Open wangsiyu opened 5 years ago
Hi @wangsiyu can you please try with NCCL 2.4.7 and see if it fixes the issue? Thanks!
I have the same issue. @wangsiyu you solve it? Thanks in advance.
I worked around this problem by NCCL_LL_THRESHOLD=0. It seems that it is a bug in 2.4.2. Although I did not upgrade nccl version. But I think this bug has been fixed in 2.4.6 according to its release note. Thanks very much!
I can reproduce it on 2.4.7
Can you explain more in details what you could reproduce with 2.4.7 ? Do you have a hang, which can be solved by setting NCCL_LL_THRESHOLD=0 ? Is it a hang showing one thread is blocked in recv() ?
Many things could cause hangs, so maybe it would be good to open another bug to make sure it is the same issue. Also note, NCCL 2.5 is the latest stable version you might want to try, and a preview of the NCCL 2.6 is also available on the v2.6 branch : https://github.com/nvidia/nccl/tree/v2.6. Feel free to give it a try. Thanks !
I use gdb
to print the stack trace. It's blocked at
#0 syscall ... x86_64/syscall.S:38
#1 nsync::nsync_mu_semaphore_p_with_deadline(nsync::nsync_semaphore_s_*, timespec)
from /usr/local/lib/python3.6/dist-packages/tensorflow_core/python/_pywrap_tensorflow_internal.so
Sorry that I cannot paste the full trace. By the way, NCCL_LL_THRESHOLD=0
fixed the hang on three node settings. 10 nodes still fail occasionally.
Can you describe with a bit more details the problem you are facing ? Do you have a hang, does it reproduce every time, immediately/after some time ?
Also pasting the NCCL debug would help (at least set NCCL_DEBUG=WARN to double check the NCCL version, and any warning).
It always hangs during the training, but at different steps each time. I set NCCL_DEBUG=INFO
get the following message before the hang.

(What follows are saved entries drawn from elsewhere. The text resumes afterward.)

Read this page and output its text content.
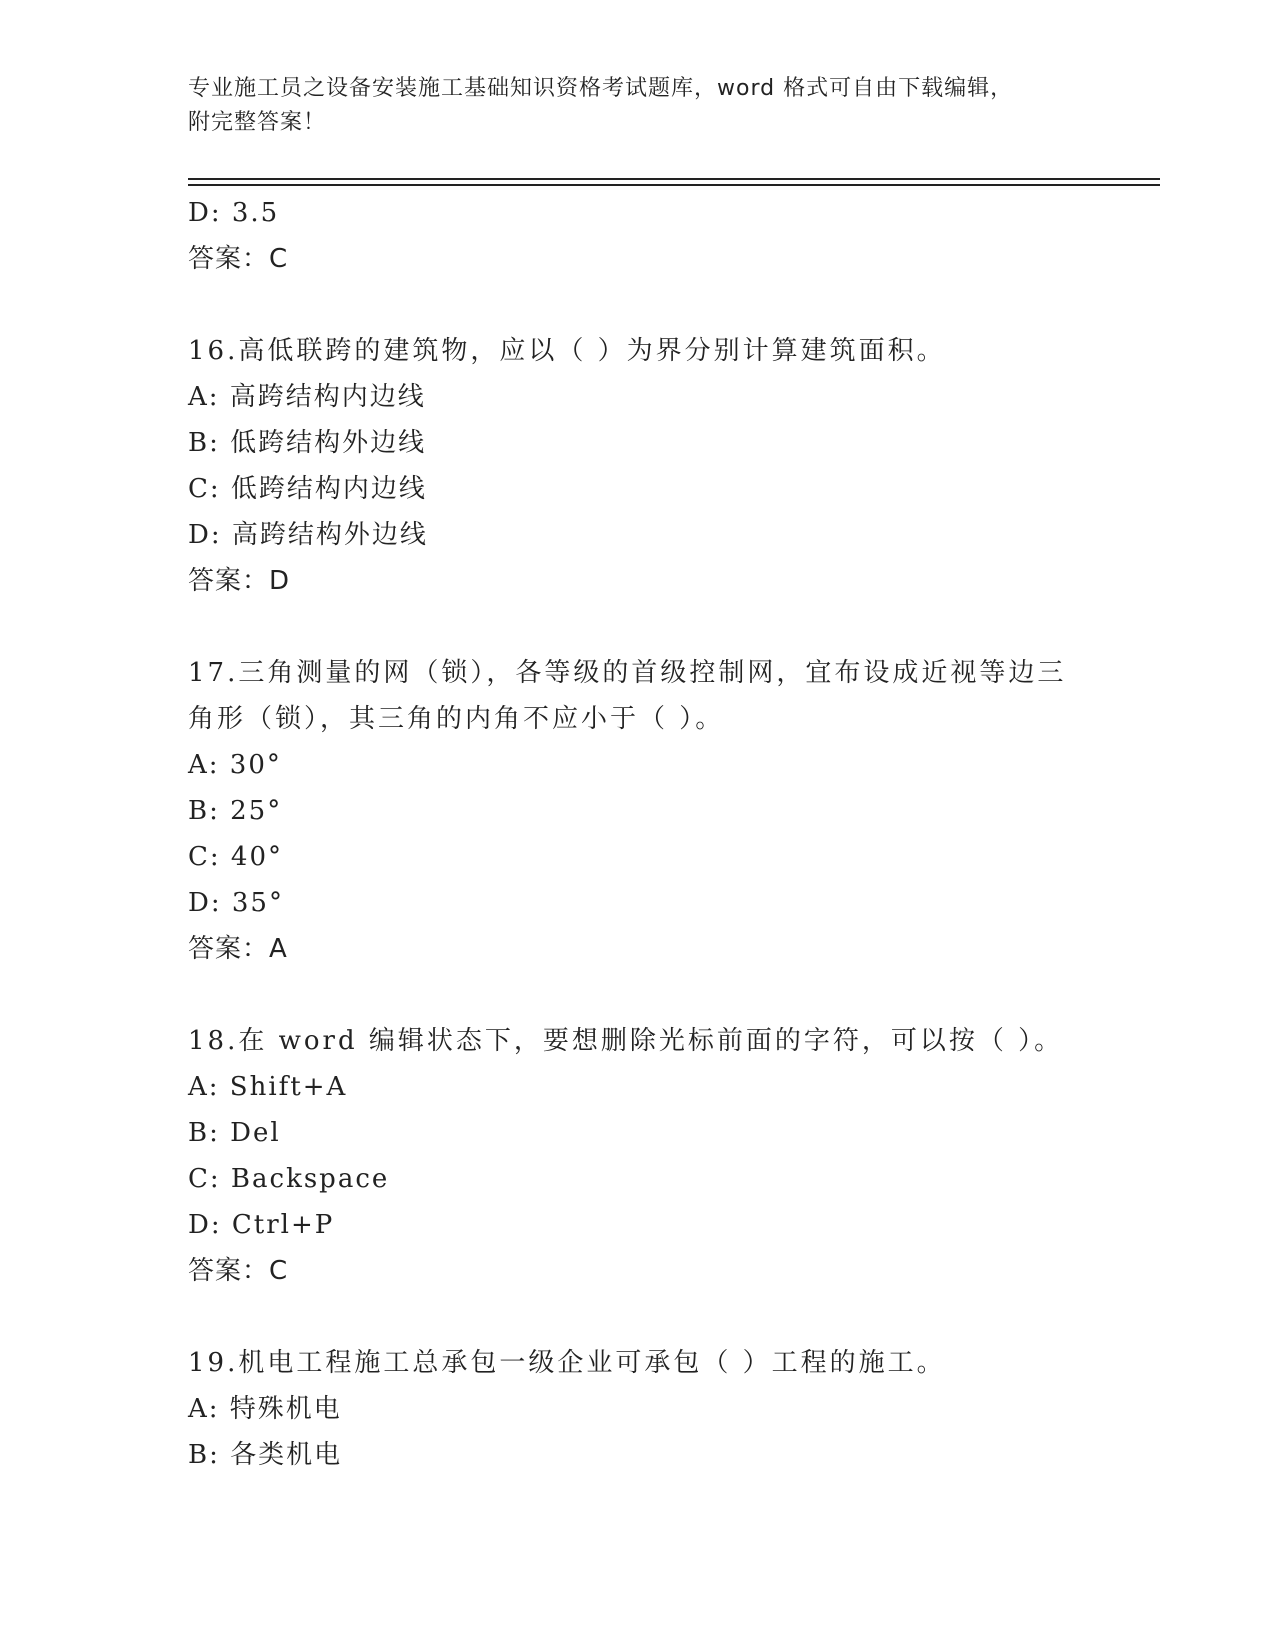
专业施工员之设备安装施工基础知识资格考试题库，word 格式可自由下载编辑，
附完整答案！
D: 3.5
答案：C
16.高低联跨的建筑物，应以（ ）为界分别计算建筑面积。
A: 高跨结构内边线
B: 低跨结构外边线
C: 低跨结构内边线
D: 高跨结构外边线
答案：D
17.三角测量的网（锁），各等级的首级控制网，宜布设成近视等边三
角形（锁），其三角的内角不应小于（ ）。
A: 30°
B: 25°
C: 40°
D: 35°
答案：A
18.在 word 编辑状态下，要想删除光标前面的字符，可以按（ ）。
A: Shift+A
B: Del
C: Backspace
D: Ctrl+P
答案：C
19.机电工程施工总承包一级企业可承包（ ）工程的施工。
A: 特殊机电
B: 各类机电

[0] external/nccl_archive/src/transport/net_socket.cc:200 NCCL WARN NET/SOCKET : message truncated : receiving 1048576 bytes instead of 32768
[0] NCCL INFO bazel-out/k8-py2-opt/bin/external/nccl_archive/_virtual_includes/include_hdrs/net.h:34 -> 3
[0] NCCL INFO external/nccl_archive/src/transport/net.cc:533 -> 3
[0] NCCL INFO external/nccl_archive/src/transport.cc:163 -> 3 [Proxy Thread]
@372046933 Could you be using different versions of NCCL on different nodes or have compiled NCCL from files of different versions? I just notice your error message has different NCCL home paths. As mentioned by @sjeaugey it would be nice to confirm the NCCL version on different nodes.
Another possibility is having set different values for some environment variables on different nodes. For example, one could have set NCCL_LL_THRESHOLD=0
on one node while not doing so on other nodes. From the message truncation warning you are getting, that is likely the cause , i.e. 1048576 = 1MB is the message size used for the Simple algorithm (when NCCL_LL_THRESHOLD
is forced to 0), whereas 32768 = 32KB could be the message size used for the LL algorithm (when NCCL_LL_THRESHOLD
is not set).
Well, I run the script in docker, both containers have the same image and ENV set by Kubernetes. I have checked that the Docker image checksum is same on all nodes. By the way, TensorFlow 2.0 compiled NCCL 2.4.7 together.
Thanks for the check. The next thing I would check is whether the ranks make the collective call with different sizes.
Hi, I am an engineer in Alibaba Group and encounter some problems in using nccl in recent days. When I run nccl 2.4.2 across multiple nodes, the program hangs randomly.
nvidia-smi
shows the GPU utility is always 100%. And CPU utility is not 0I use
gdb -p
to the hanged process on each nodes, I found some threads stop at socket recv(). At the same time,NCCL_DEBUG=WARN
does not show more useful information. It just shows IB detection failed, but hang was happened after training for a long time. Is this a bug in nccl or the inappropriate usage leads to this hang?